Optimizing the AUC threshold in withheld training samples and in the validation data.
| Dataset | PPMI, withheld samples | PPMI, withheld samples | PDBP, external test samples | PDBP, external test samples |
|---|---|---|---|---|
| Model | Training phase | Training phase | Tuned model | Tuned model |
| Optimization | optimized | default | optimized | default |
| Case Probability Threshold (%) | 51 | 50 | 51 | 50 |
| Accuracy (%) | 85 | 85.56 | 78.58 | 75 |
| Balanced accuracy (%) | 83.95 | 82.41 | 77.97 | 68.09 |
| Log loss | 0.05 | 0.05 | 0.07 | 0.09 |
| Sensitivity | 0.86 | 0.89 | 0.80 | 0.93 |
| Specificity | 0.82 | 0.76 | 0.76 | 0.43 |
| PPV | 0.93 | 0.91 | 0.85 | 0.74 |
| NPV | 0.69 | 0.73 | 0.68 | 0.78 |
Fig. 4Feature importance plots for top 5% of features in data.
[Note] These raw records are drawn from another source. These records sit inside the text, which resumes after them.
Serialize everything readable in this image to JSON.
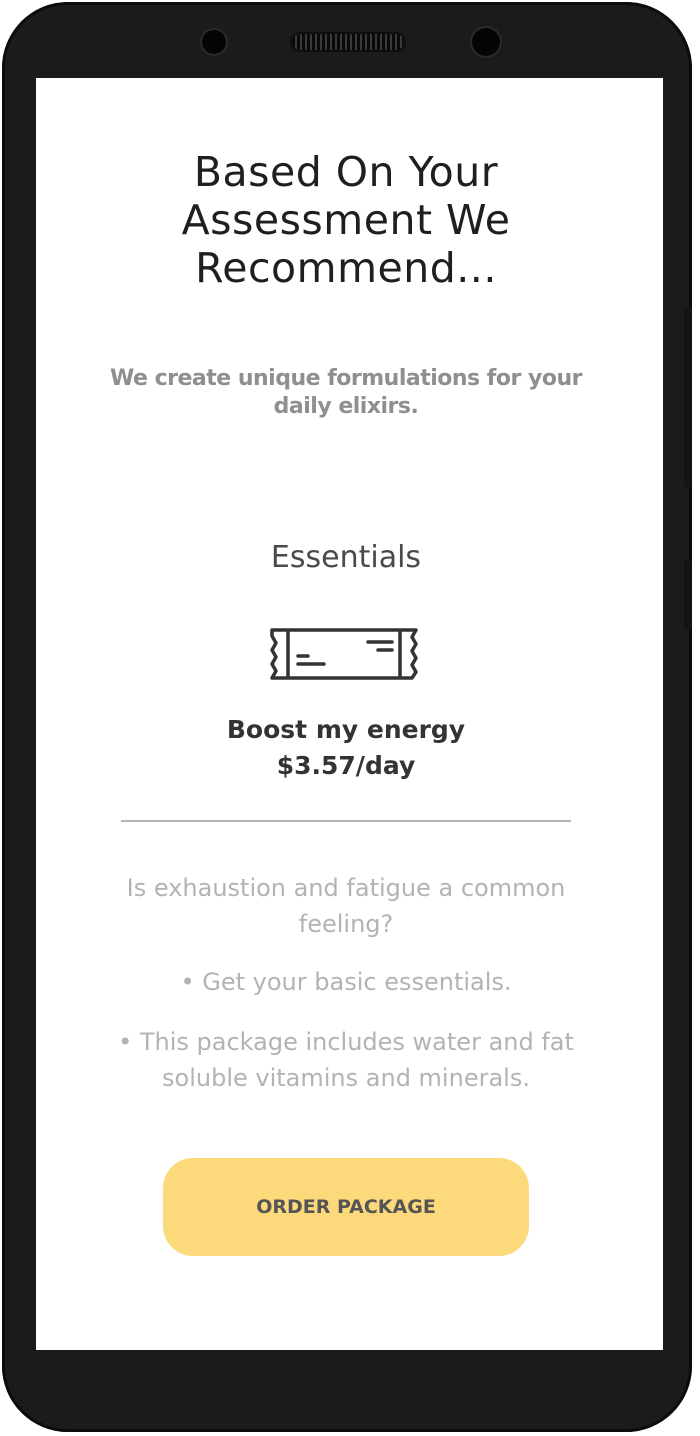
{
  "header": {
    "title_line1": "Based On Your",
    "title_line2": "Assessment We",
    "title_line3": "Recommend...",
    "subtitle_line1": "We create unique formulations for your",
    "subtitle_line2": "daily elixirs."
  },
  "package": {
    "name": "Essentials",
    "icon": "snack-bar-icon",
    "benefit": "Boost my energy",
    "price": "$3.57/day"
  },
  "description": {
    "question_line1": "Is exhaustion and fatigue a common",
    "question_line2": "feeling?",
    "bullet1": "• Get your basic essentials.",
    "bullet2_line1": "• This package includes water and fat",
    "bullet2_line2": "soluble vitamins and minerals."
  },
  "actions": {
    "order_label": "ORDER PACKAGE"
  },
  "colors": {
    "accent": "#fcd97b",
    "device_frame": "#1b1b1b",
    "title_text": "#1f1f1f",
    "muted_text": "#b3b3b3"
  }
}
The plot on the left has lower values indicated by the color blue, while higher values are indicated in red compared to the baseline risk estimate. Plot on the right indicates directionality, with features predicting for cases indicated in red, while features better-predicting controls are indicated in blue. SHAP Shapley values, UPSIT University of Pennsylvania smell identification test, PRS polygenic risk score.